The digitalization of the healthcare system brings more challenges than anticipated. One of those challenges are cyberattacks, which have been classified as low priority threats. Now during a worldwide pandemic, the healthcare system has never been so necessary. However, it has also made the healthcare sector more vulnerable, which has attracted cyberattacks in growing numbers. Awareness is needed to attract investments and take actions into creating a more resilient digitalized healthcare sector.
The Covid-19 pandemic has shocked the global healthcare system. Doctors, nurses and researchers are working under constant pressure and demand. Unfortunately, on top of their daily work, they are now also under cyber-attack according to a report (2021) by the CyberPeace Institute.
Hidden Tolls
One of the crucial discoveries that the CyberPeace Institute exposes is the direct link that a cyber-attack has on human lives. From rerouting ambulances to delaying surgeries, hackers are playing with life or death at the click of a button. Apart from the physical harm caused by cyber-attacks, though, the psychological impacts are far greater. Patients, doctors and nurses sense an increase in stress and anxiety combined with a constant fear that a cyber-attack will occur again. Hospitals feel powerless due to a lack of control, and patients feel betrayed as their privacy has been breached. Society at large is scarred as well. With attacks involving the spreading of Covid-19 disinformation and stealing medical records, people start to distrust and even fear the system. There is also the financial burden that hospitals are left with after having suffered from a cyber-attack. These costs are not only associated with ransomware but also include lost medical equipment, re-training staff, and any damages caused to reputations.
Clear Vulnerability
The healthcare sector has always been a target due to financial and political incentives. These incentives have now been heightened as a result of the Covid-19 pandemic. The flaws of the healthcare system are as follows: (1) it contains valuable data; (2) it carries a responsibility to continue ‘business as usual’ even during a cyber-attack (which makes them easy bait for ransomware attacks); and (3) it is especially vulnerable to hackers due to the essential services it offers the public. Yet, the strongest motive for cyber-attackers is that the healthcare sector’s digital system is weak and lacks cybersecurity.

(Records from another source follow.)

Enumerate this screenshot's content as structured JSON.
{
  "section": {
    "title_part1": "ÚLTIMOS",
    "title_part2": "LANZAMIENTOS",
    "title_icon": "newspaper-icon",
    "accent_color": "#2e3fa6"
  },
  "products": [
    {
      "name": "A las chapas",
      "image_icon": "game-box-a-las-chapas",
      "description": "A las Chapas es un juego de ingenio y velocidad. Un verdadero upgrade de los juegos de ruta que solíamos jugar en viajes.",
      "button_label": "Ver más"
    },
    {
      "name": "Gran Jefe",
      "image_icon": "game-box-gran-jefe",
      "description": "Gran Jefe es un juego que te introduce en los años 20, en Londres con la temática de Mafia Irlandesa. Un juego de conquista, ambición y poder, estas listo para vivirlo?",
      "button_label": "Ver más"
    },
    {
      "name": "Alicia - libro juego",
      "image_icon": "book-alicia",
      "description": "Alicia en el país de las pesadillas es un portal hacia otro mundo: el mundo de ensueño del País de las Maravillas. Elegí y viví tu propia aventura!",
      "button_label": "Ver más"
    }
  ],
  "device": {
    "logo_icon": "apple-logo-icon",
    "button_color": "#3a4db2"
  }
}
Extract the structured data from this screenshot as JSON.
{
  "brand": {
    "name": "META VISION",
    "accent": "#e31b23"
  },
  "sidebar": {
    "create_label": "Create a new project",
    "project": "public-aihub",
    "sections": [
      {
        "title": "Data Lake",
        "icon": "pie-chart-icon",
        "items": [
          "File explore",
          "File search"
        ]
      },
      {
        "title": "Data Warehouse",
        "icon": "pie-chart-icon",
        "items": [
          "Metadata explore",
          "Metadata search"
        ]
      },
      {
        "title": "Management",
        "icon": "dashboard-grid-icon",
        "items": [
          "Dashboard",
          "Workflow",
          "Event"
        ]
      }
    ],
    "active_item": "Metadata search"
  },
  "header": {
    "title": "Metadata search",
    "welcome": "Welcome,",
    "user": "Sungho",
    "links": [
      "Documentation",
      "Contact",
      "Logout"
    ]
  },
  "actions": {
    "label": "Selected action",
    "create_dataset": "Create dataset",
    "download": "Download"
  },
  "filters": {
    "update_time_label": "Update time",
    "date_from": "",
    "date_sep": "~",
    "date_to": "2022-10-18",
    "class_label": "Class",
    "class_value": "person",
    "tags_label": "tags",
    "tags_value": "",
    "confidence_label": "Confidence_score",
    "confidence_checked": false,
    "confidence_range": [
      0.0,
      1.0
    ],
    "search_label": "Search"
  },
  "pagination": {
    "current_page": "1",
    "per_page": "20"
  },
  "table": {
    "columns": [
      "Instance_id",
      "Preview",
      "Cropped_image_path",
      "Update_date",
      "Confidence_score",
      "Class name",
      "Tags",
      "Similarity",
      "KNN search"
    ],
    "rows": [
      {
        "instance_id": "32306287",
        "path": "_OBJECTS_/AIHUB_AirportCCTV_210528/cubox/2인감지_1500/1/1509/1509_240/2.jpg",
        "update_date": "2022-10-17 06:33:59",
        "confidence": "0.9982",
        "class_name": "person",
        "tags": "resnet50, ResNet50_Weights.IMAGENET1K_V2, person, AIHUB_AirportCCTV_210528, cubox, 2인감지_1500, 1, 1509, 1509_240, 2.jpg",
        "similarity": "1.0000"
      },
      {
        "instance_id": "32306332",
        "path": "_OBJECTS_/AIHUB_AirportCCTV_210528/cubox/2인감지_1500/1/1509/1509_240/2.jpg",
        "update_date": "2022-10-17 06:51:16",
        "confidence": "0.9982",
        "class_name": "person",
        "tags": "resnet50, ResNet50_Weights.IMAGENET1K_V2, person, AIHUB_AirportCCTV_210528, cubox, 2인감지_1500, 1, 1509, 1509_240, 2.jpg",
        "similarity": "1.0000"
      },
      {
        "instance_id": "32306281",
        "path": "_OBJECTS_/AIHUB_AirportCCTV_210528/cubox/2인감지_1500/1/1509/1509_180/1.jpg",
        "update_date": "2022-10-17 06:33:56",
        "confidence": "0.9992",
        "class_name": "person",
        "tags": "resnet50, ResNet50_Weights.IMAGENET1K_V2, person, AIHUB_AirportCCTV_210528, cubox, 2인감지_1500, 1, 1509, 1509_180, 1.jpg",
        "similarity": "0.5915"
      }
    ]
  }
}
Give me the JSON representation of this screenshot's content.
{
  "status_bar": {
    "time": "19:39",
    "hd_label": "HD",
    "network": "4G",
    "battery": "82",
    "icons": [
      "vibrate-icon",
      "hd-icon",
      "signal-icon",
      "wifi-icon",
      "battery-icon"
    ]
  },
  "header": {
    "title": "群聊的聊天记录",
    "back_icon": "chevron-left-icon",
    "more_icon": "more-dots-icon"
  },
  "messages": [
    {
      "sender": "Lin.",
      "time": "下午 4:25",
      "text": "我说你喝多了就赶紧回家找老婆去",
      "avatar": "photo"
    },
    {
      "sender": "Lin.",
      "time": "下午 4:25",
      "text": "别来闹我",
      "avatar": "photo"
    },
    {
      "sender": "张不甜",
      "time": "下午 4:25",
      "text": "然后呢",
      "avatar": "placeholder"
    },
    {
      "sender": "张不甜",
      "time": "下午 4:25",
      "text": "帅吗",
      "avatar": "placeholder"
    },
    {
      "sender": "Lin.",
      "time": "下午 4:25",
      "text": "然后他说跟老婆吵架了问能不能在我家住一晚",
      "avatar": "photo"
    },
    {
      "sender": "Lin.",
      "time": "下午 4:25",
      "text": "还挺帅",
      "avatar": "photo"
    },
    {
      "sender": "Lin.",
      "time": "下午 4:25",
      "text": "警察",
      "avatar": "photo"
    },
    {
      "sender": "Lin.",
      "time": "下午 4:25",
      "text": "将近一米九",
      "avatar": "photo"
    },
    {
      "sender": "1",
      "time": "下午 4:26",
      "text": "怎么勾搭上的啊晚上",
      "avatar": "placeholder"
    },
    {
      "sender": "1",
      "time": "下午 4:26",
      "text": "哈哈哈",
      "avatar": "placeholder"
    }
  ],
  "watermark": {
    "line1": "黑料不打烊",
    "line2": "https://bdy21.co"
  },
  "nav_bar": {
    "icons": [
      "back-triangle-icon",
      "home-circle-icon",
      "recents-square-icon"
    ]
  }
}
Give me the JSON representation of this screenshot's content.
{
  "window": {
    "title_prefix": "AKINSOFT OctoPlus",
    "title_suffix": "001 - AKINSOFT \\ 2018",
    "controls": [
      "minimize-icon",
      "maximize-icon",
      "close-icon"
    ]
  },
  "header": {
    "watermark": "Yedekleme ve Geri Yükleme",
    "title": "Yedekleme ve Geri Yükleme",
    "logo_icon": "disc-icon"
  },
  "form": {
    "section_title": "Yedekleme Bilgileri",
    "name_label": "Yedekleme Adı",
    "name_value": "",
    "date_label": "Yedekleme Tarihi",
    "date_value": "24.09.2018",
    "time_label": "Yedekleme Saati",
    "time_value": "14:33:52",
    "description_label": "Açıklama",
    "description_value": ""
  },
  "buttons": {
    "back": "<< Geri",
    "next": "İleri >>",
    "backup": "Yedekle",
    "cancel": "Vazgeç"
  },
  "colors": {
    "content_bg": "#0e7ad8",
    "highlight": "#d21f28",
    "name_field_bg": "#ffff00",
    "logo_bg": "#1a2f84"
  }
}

The healthcare sector’s weak digital framework results from an absence in incorporating one single digital system across different healthcare organizations. As a result, the different health organizations are left developing their own digital systems. The Covid-19 pandemic has accelerated this development and the risks that come with it. With 88% of questioned healthcare organizations allowing personal devices to be connected to the organizations’ network and 83% of medical devices running on systems without any form of cybersecurity, the healthcare sector leaves itself exposed to unsecure devices and a wider breach possibilities. Additionally, since cybersecurity is perceived and treated as a secondary concern for healthcare organizations, it lacks financial investments and personnel. The CyberPeace Institute’s report (2021) indicates that “An estimated 6% of US hospitals’ IT budget is allocated to Cybersecurity.” Because of the Covid-19 pandemic, working from remote and a rise in tele-healthcare have become the new norm. Together with the health sector’s already fragile digital infrastructure and underinvested cybersecurity, there is increased exposure and risk of cyber-attacks.
An Unfortunate Outcome
Empirical evidence regarding increased cyber-attacks on the healthcare organizations’ digital systems was announced by the European Medicines Agency (EMA) last December. The EMA painfully announced that its agency was successfully breached in a cyber-attack, in which data related to the Covid-19 vaccine of Pfizer and BioTech was stolen. Following this announcement, IBM’s cybersecurity department called ‘X-Force’ and the US Department of Homeland Security made revelations about multiple cyber-attacks on companies and government organizations that were distributing Covid-19 vaccines. The cyber-attacks targeted the vaccine’s distribution supply chain, preventing the vaccine from being received at safe temperatures.
The evidence of cyber-attacks on the health care sector is clear, and the negative impacts it has on society are immense. As a result of the Covid-19 pandemic, the healthcare sector has been a target like never before. The value of Covid-19 related data is both financially and politically increased due to this global crisis. Hackers have incentives to spread disinformation through stealing and manipulating data regarding the development of Covid-19 vaccines. It follows that hackers will take advantage of healthcare organizations’ weak digital systems, as they are now even more fragile due to tele-healthcare and remote working conditions. Disrupting supply chains related to the Covid-19 vaccine distributions, is also proven as a method for hackers to attack the healthcare system. It is therefore essential that more awareness, investments and actions need to be taken to creating a more resilient digital infrastructure for healthcare organizations.